Publication date: 2016-04-01
Volume: 172 Pages: 68 - 74
Publisher: Elsevier Science Pub. Co.

Author:

Forero, Diego A
Herteleer, Liesbet ; De Zutter, Sonia ; Norrback, Karl-Fredrik ; Nilsson, Lars-Göran ; Adolfsson, Rolf ; Callaerts, Patrick ; Del-Favero, Jurgen

Keywords:

Bipolar Disorder, Calcineurin, Cyclic AMP Response Element Modulator, Cyclic AMP Response Element-Binding Protein, Cyclic AMP-Dependent Protein Kinase RIalpha Subunit, European Continental Ancestry Group, Female, Genetic Predisposition to Disease, Haplotypes, Humans, Male, Middle Aged, Nerve Tissue Proteins, Polymorphism, Single Nucleotide, Schizophrenia, Sweden, Science & Technology, Life Sciences & Biomedicine, Psychiatry, Genomics, Synaptic genes, Psychiatric genetics, Neural plasticity, CONVERGENT FUNCTIONAL GENOMICS, SCAN METAANALYSIS, CANDIDATE GENES, MICE, IDENTIFICATION, DYSFUNCTION, PATHWAYS, GENETICS, STRESS, White People, 11 Medical and Health Sciences, 17 Psychology and Cognitive Sciences, 3202 Clinical sciences

Abstract:

Identification of novel candidate genes for schizophrenia (SZ) and bipolar disorder (BP), two psychiatric disorders with large epidemiological impacts, is a key research area in neurosciences and psychiatric genetics.
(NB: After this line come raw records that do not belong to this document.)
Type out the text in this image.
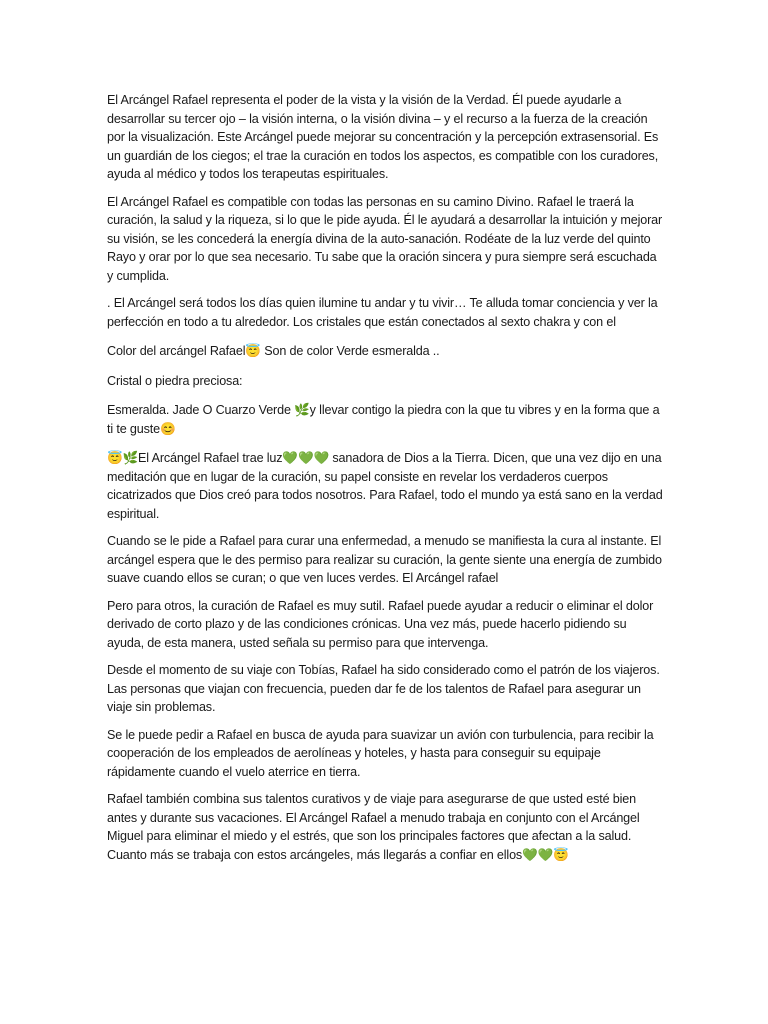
El Arcángel Rafael representa el poder de la vista y la visión de la Verdad. Él puede ayudarle a desarrollar su tercer ojo – la visión interna, o la visión divina – y el recurso a la fuerza de la creación por la visualización. Este Arcángel puede mejorar su concentración y la percepción extrasensorial. Es un guardián de los ciegos; el trae la curación en todos los aspectos, es compatible con los curadores, ayuda al médico y todos los terapeutas espirituales.

El Arcángel Rafael es compatible con todas las personas en su camino Divino. Rafael le traerá la curación, la salud y la riqueza, si lo que le pide ayuda. Él le ayudará a desarrollar la intuición y mejorar su visión, se les concederá la energía divina de la auto-sanación. Rodéate de la luz verde del quinto Rayo y orar por lo que sea necesario. Tu sabe que la oración sincera y pura siempre será escuchada y cumplida.

. El Arcángel será todos los días quien ilumine tu andar y tu vivir… Te alluda tomar conciencia y ver la perfección en todo a tu alrededor. Los cristales que están conectados al sexto chakra y con el

Color del arcángel Rafael😇 Son de color Verde esmeralda ..

Cristal o piedra preciosa:

Esmeralda. Jade O Cuarzo Verde 🌿y llevar contigo la piedra con la que tu vibres y en la forma que a ti te guste😊

😇🌿El Arcángel Rafael trae luz💚💚💚 sanadora de Dios a la Tierra. Dicen, que una vez dijo en una meditación que en lugar de la curación, su papel consiste en revelar los verdaderos cuerpos cicatrizados que Dios creó para todos nosotros. Para Rafael, todo el mundo ya está sano en la verdad espiritual.

Cuando se le pide a Rafael para curar una enfermedad, a menudo se manifiesta la cura al instante. El arcángel espera que le des permiso para realizar su curación, la gente siente una energía de zumbido suave cuando ellos se curan; o que ven luces verdes. El Arcángel rafael

Pero para otros, la curación de Rafael es muy sutil. Rafael puede ayudar a reducir o eliminar el dolor derivado de corto plazo y de las condiciones crónicas. Una vez más, puede hacerlo pidiendo su ayuda, de esta manera, usted señala su permiso para que intervenga.

Desde el momento de su viaje con Tobías, Rafael ha sido considerado como el patrón de los viajeros. Las personas que viajan con frecuencia, pueden dar fe de los talentos de Rafael para asegurar un viaje sin problemas.

Se le puede pedir a Rafael en busca de ayuda para suavizar un avión con turbulencia, para recibir la cooperación de los empleados de aerolíneas y hoteles, y hasta para conseguir su equipaje rápidamente cuando el vuelo aterrice en tierra.

Rafael también combina sus talentos curativos y de viaje para asegurarse de que usted esté bien antes y durante sus vacaciones. El Arcángel Rafael a menudo trabaja en conjunto con el Arcángel Miguel para eliminar el miedo y el estrés, que son los principales factores que afectan a la salud. Cuanto más se trabaja con estos arcángeles, más llegarás a confiar en ellos💚💚😇
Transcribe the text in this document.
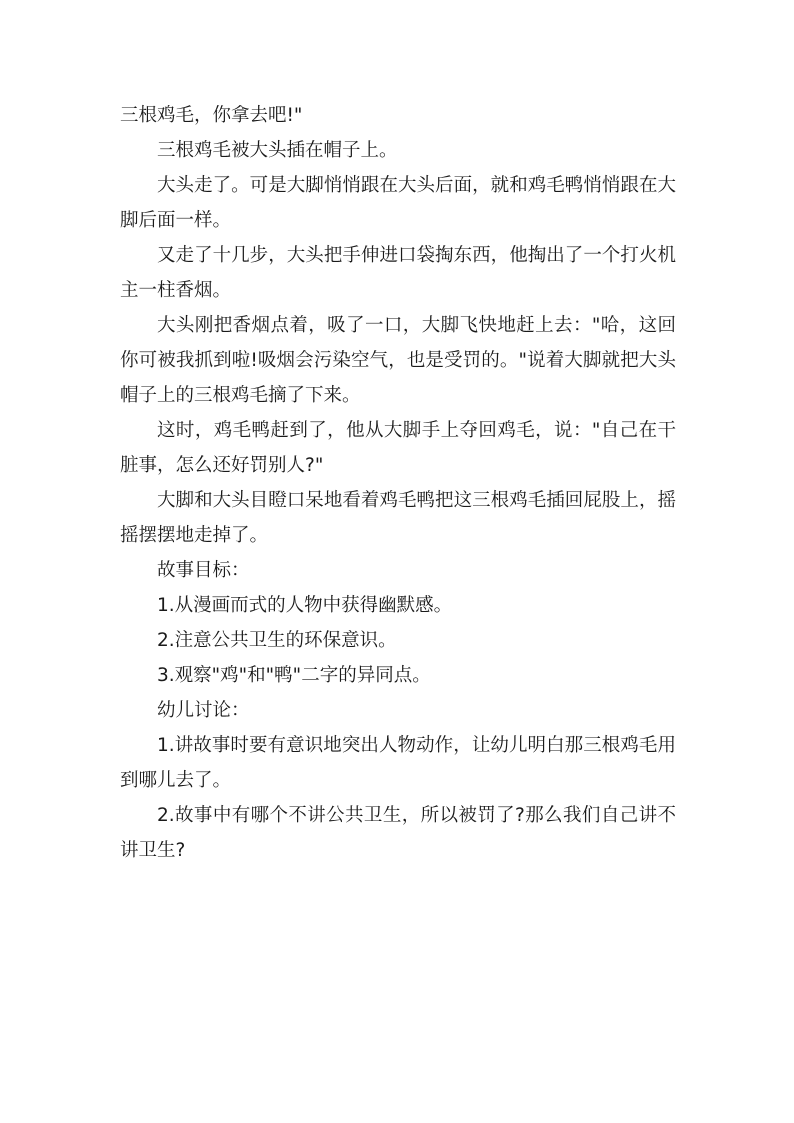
三根鸡毛，你拿去吧!"

三根鸡毛被大头插在帽子上。

大头走了。可是大脚悄悄跟在大头后面，就和鸡毛鸭悄悄跟在大脚后面一样。

又走了十几步，大头把手伸进口袋掏东西，他掏出了一个打火机主一柱香烟。

大头刚把香烟点着，吸了一口，大脚飞快地赶上去："哈，这回你可被我抓到啦!吸烟会污染空气，也是受罚的。"说着大脚就把大头帽子上的三根鸡毛摘了下来。

这时，鸡毛鸭赶到了，他从大脚手上夺回鸡毛，说："自己在干脏事，怎么还好罚别人?"

大脚和大头目瞪口呆地看着鸡毛鸭把这三根鸡毛插回屁股上，摇摇摆摆地走掉了。

故事目标：

1.从漫画而式的人物中获得幽默感。

2.注意公共卫生的环保意识。

3.观察"鸡"和"鸭"二字的异同点。

幼儿讨论：

1.讲故事时要有意识地突出人物动作，让幼儿明白那三根鸡毛用到哪儿去了。

2.故事中有哪个不讲公共卫生，所以被罚了?那么我们自己讲不讲卫生?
Previous evidence from genome-wide studies suggests an important role for genes involved in synaptic plasticity in the risk for SZ and BP. We used a convergent genomics approach, combining different lines of biological evidence, to identify genes involved in the cAMP/PKA/CREB functional pathway that could be novel candidates for BP and SZ: CREB1, CREM, GRIN2C, NPY2R, NF1, PPP3CB and PRKAR1A. These 7 genes were analyzed in a HapMap based association study comprising 48 common SNPs in 486 SZ, 351 BP patients and 514 control individuals recruited from an isolated population in Northern Sweden. Genetic analysis showed significant allelic associations of SNPs in PRKAR1A with SZ and of PPP3CB and PRKAR1A with BP. Our results highlight the feasibility and the importance of convergent genomic data analysis for the identification of candidate genes and our data provide support for the role of common inherited variants in synaptic genes and their involvement in the etiology of BP and SZ.